Die Batterie mit dem Namen „cerenergy“ soll Kosten von weniger als 100 €/kWh aufweisen, womit der der Preis auf Zellebene laut IKTS bei rund der Hälfte des Preisniveaus von Li-Ionen Akkus liegt. „Damit hält die cerenergy-Lösung den Weltrekord für Natrium-Nickelchlorid-Batteriezellen und ist dabei wartungsfrei sowie absolut sicher“, betont das Fraunhofer IKTS.

Batteriezellen mit Kapazität von 250 Wh

Das IKTS wird in Düsseldorf unter anderem eine fertig konfektionierte 5 kWh-Batterie mit 20 Batteriezellen vorstellen, deren Kapazität von 250 Wh den Angaben zufolge weltweit führend ist. Das gezeigte Modul soll in den kommenden Monaten in die Produktionsreife überführt werden, heißt es weiter.

Klimatisierung der Batterie trotz 300 °C Betriebstemperatur nicht erforderlich

Speicher cerenergy
Quelle: Fraunhofer IKTS

Obwohl die Betriebstemperatur der cerenergy-Batterielösung bei 300 °C liegt, sei ihr Betrieb durch eine Vakuumisolation effizient und wirtschaftlich. „Eine Klimatisierung ist – anders als bei Li-Ionen-Akkus – auch bei extremen Umgebungsbedingungen nicht nötig“, betont das Fraunhofer IKTS. Der Gesamtwirkungsgrad liege bei über 90 Prozent. Die Energiedichte von 130 Wh/kg mache die Batterien für den stationären Einsatz besonders geeignet. Lade- und Entladeraten von 0,25 bis maximal 0,75 C beschränkten die Leistungsdichte, „spielen allerdings bei der stationären Energiespeicherung eine eher untergeordnete Rolle“, heißt es seitens der Fraunhofer Wissenschaftler.

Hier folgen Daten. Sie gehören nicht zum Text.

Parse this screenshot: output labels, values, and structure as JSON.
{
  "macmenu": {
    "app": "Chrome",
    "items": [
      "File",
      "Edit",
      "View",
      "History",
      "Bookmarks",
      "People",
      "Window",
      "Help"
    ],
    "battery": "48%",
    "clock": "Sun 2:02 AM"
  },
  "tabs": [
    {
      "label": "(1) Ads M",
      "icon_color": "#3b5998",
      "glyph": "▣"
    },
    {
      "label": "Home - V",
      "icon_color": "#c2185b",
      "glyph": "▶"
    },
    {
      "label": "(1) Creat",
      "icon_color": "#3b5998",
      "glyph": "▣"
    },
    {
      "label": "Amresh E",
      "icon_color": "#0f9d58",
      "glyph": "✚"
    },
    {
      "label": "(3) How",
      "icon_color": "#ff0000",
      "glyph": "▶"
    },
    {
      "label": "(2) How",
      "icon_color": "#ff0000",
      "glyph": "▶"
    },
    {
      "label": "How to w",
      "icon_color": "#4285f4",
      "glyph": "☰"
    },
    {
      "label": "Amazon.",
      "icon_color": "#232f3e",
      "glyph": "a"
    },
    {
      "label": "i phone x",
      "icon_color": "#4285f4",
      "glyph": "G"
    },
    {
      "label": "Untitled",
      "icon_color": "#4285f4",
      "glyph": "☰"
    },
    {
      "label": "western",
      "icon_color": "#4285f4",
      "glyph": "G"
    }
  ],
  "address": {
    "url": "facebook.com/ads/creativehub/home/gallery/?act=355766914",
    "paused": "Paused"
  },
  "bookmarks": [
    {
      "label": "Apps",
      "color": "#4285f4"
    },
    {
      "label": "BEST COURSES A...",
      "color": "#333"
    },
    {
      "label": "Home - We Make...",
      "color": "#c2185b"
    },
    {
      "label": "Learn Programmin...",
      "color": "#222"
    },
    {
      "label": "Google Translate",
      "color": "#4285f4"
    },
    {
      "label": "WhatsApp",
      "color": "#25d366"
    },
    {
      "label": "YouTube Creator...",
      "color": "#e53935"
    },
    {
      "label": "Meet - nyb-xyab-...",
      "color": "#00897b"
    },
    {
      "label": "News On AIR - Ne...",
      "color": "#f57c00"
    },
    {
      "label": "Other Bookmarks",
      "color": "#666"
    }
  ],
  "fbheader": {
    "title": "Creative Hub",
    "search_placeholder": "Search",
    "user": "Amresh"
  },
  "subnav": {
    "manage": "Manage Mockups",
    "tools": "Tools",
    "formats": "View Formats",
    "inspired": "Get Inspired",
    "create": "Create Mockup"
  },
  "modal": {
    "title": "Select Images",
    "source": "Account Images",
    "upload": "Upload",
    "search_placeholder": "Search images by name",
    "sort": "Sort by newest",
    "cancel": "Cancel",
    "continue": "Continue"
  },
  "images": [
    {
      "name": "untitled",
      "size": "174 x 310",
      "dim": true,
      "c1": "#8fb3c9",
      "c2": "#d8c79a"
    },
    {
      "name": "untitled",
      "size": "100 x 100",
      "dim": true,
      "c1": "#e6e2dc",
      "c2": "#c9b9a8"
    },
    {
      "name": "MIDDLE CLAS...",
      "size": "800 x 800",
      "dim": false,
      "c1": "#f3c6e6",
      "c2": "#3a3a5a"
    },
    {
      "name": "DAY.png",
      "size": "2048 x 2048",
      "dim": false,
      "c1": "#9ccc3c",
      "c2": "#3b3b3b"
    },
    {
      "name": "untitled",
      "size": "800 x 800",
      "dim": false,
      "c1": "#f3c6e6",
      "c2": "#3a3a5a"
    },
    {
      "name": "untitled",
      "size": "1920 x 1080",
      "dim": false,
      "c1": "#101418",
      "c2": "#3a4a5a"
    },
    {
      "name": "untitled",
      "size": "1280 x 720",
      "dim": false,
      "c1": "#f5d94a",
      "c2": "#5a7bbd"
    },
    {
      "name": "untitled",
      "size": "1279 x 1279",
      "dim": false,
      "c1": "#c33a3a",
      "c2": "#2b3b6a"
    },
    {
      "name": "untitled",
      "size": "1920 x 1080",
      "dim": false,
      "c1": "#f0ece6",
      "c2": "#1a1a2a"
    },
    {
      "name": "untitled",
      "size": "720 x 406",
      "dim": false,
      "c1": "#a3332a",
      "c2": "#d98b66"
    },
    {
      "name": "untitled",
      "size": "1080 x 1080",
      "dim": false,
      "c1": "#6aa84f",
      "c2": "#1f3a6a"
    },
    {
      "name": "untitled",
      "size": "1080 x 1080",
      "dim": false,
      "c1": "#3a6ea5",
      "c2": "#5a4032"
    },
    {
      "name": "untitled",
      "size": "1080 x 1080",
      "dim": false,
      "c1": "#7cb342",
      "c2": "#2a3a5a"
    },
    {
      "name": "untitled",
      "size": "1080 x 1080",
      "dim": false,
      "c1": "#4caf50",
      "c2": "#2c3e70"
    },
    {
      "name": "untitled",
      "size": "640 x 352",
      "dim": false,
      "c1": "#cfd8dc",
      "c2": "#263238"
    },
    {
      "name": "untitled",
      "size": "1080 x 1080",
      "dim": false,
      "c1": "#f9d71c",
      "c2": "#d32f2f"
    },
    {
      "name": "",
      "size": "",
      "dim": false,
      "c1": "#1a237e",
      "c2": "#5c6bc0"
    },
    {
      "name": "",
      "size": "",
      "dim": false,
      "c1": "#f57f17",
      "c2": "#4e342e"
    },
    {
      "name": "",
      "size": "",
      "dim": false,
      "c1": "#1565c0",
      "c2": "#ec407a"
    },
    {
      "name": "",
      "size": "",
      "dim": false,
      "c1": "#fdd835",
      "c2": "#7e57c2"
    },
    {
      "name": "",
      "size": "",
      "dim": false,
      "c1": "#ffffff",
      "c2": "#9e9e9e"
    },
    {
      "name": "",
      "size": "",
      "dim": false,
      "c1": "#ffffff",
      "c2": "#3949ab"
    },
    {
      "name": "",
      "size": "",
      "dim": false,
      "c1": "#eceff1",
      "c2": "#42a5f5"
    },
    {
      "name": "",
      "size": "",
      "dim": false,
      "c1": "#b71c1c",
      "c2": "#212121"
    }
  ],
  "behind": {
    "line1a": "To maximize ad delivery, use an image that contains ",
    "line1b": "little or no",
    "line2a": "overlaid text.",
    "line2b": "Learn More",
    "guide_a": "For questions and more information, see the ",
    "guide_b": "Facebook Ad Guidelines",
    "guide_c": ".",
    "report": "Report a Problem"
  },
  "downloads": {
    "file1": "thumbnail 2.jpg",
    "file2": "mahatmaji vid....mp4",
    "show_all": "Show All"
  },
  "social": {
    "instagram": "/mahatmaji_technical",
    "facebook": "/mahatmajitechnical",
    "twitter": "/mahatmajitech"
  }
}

Die Natrium-Nickelchlorid-Batterie basiert im Wesentlichen auf Kochsalz – einen billigeren und besser verfügbaren Rohstoff gibt es kaum
Roland Weidl, Fraunhofer IKTS

Das Prinzip der Batterie sei schon seit den 90er Jahren bekannt, erst in jüngster Zeit sei es den Fraunhofer-Experten aber gelungen, die Technologie wirklich für den Einsatz in stationären Speichern maßzuschneidern. „Die Natrium-Nickelchlorid-Batterie basiert im Wesentlichen auf Kochsalz – einen billigeren und besser verfügbaren Rohstoff gibt es kaum“, sagt Roland Weidl, Abteilungsleiter beim Fraunhofer IKTS. „Und auch sonst verzichten wir komplett auf seltene Erden oder andere strategische Rohstoffe.“ Die Speicherkapazität in Na/NiCl2-Batterien wird durch den Gehalt an NaCl-Kochsalz definiert. Weitere wesentliche Bestandteile sind ein keramischer Na-Ionen leitender Elektrolyt aus einem dotierten Aluminiumoxid sowie Nickel und Eisen.

Energy Storage Europe

Erfreut über die Ankündigung des Fraunhofer IKTS zeigen sich auch die Veranstalter der Düsseldorfer Speichermesse. „Dass das Fraunhofer IKTS seine keramische Batterie hier vorstellt, steht beispielhaft für die besonderen Stärken der Energy Storage Europe und der parallel stattfindenden International Renewable Energy Storage Conference sowie der Energy Storage Europe Conference“, sagt Bastian Mingers, Leiter der Energy Storage Europe. Kein anderes Event der Speicherbranche biete eine ähnliche Bandbreite von Technologien und hochkarätigen Akteuren aus Forschung, Entwicklung und Industrie. https://www.eseexpo.de/.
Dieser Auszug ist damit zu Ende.